Fuel treatments in shrublands experiencing pinyon and juniper expansion result in trade-offs between desired vegetation and increased fire behavior

Authors: WILLIAMS, CLAIRE - Oregon State University; ELLSWORTH, LISA - Oregon State University; STRAND, EVA - University Of Idaho; REEVES, MATT - Us Forest Service (FS); SHAFF, SCOTT - Us Geological Survey (USGS); SHORT, KAREN - Us Forest Service (FS); CHAMBERS, JEANNE - Us Forest Service (FS); Newingham, Beth; TORTORELLI, CLAIRE - University Of California, Davis

Submitted to: Fire Ecology
Publication Type: Peer Reviewed Journal
Publication Acceptance Date: 6/14/2023
Publication Date: 8/7/2023
Citation: Williams, C., Ellsworth, L.M., Strand, E.K., Reeves, M., Shaff, S.E., Short, K.C., Chambers, J.C., Newingham, B.A., Tortorelli, C. 2023. Fuel treatments in shrublands experiencing pinyon and juniper expansion result in trade-offs between desired vegetation and increased fire behavior. Fire Ecology. 19. Article 46. https://doi.org/10.1186/s42408-023-00201-7.
DOI: https://doi.org/10.1186/s42408-023-00201-7

Interpretive Summary: Increases in pinyon and juniper trees in sagebrush communities in the Intermountain West has increased canopy fuels and reduced surface shrub and herbaceous fuels. This woodland expansion often results in longer fire return intervals with potential for high severity crown fire. Fuel treatments are used to restore shrub-bunchgrass communities, prevent continued tree infilling and growth, improve forage quality and quantity, and/or reduce wildfire risk. Treatments may present a trade-off; they restore shrub and herbaceous cover and decrease the risk of canopy fire but increase surface fuel load and surface fire potential. We measured the accumulation of surface and canopy fuels over ten years from ten sites across the Sagebrush Steppe Treatment Evaluation Project network, which were treated with prescribed fire or mechanical tree reduction. While prescribed fire and mechanical treatments restored understory vegetation and prevented continued conifer infilling and growth, these fuel treatments also increased surface fire behavior. Thus, managers should consider the tradeoffs between desired future vegetation and wildfire risk after fuel treatments.

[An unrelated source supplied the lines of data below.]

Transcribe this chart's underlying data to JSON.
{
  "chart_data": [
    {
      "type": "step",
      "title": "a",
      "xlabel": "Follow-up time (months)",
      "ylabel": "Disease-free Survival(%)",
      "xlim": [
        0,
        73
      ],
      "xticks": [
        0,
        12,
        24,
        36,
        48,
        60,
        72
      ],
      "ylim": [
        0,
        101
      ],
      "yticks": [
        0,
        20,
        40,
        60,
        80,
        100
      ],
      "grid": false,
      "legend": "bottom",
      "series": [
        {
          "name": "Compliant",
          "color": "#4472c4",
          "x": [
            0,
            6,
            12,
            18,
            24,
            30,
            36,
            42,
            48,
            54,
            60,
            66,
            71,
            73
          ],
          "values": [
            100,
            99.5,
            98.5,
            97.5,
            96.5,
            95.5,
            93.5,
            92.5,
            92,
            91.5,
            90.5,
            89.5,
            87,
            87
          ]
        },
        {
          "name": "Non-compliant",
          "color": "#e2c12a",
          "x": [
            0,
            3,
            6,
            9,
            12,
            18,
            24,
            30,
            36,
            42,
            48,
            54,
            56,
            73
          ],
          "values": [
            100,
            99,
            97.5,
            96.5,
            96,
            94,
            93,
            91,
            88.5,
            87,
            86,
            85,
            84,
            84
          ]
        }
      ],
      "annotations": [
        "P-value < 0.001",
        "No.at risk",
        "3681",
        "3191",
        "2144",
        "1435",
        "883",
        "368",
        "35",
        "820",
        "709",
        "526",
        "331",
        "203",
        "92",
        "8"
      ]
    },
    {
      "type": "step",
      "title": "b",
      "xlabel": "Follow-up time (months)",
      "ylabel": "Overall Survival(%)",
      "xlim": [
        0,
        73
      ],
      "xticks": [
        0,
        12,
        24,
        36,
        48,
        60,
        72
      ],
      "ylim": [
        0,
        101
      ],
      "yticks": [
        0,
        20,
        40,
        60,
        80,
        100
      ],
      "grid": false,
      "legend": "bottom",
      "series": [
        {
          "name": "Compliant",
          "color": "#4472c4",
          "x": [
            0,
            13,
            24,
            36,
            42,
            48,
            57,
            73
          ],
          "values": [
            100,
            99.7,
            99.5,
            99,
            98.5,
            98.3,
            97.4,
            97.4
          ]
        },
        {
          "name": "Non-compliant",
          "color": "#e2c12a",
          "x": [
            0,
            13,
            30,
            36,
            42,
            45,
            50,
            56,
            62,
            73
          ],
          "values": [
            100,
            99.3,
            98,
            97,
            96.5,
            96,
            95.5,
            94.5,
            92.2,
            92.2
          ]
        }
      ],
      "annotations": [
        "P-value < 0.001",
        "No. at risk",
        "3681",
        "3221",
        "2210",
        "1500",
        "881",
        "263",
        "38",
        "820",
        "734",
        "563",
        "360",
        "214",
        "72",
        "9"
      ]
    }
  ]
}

Technical Abstract: Background: Pinyon (Pinus spp.) and juniper (Juniperus spp.) trees are regionally native but increasing in density and distribution into shrubland communities across the western United States. These trees were historically limited by wildfire but currently often outcompete native sagebrush (Artemisia spp.) communities, resulting in new or increased canopy fuels and reduced surface shrub and herbaceous fuels. Woodland expansion often results in longer fire return intervals with potential for high severity crown fire. Fuel treatments are commonly used to restore shrub-bunchgrass communities, prevent continued tree infilling and growth, improve forage quality and quantity, and/or reduce wildfire risk. Treatments may present a trade-off; they restore shrub and herbaceous cover and decrease the risk of canopy fire but increase surface fuel load and surface fire potential. We measured the accumulation of surface and canopy fuels over ten years from ten sites across the Intermountain West in the Sagebrush Steppe Treatment Evaluation Project network, which were treated with prescribed fire or mechanical tree reduction. We used the field data in a fire modeling framework to estimate surface and canopy fire behavior in treated and control plots. Results: Increased herbaceous surface fuel following prescribed fire treatments increased the modeled rate of surface fire spread (ROS) 21-fold and nearly tripled the flame length (FL) by year ten post-treatment. In mechanical treatments, ROS increased 15-fold, FL 3.8-fold, and reaction intensity roughly doubled in year ten post-treatment compared to pretreatment and untreated controls. Treatment effects were most pronounced at 97th percentile windspeeds, with modeled ROS up to 82 m min-1 in mechanical and 106 m min-1 in prescribed fire treatments by ten years post-treatment compared to 5 m min-1 in untreated controls. Both fuel treatments resulted in greater likelihood of crown fire initiation due to increased surface fuels, however, crown fire transmissivity risk was eliminated by both fuel treatments. Conclusions: While prescribed fire and mechanical treatments in shrublands experiencing tree expansion restored understory vegetation and prevented continued conifer infilling and growth, these fuel treatments also increased surface fire behavior. Thus, managers should consider the tradeoffs between desired future vegetation and wildfire risk after fuel treatments.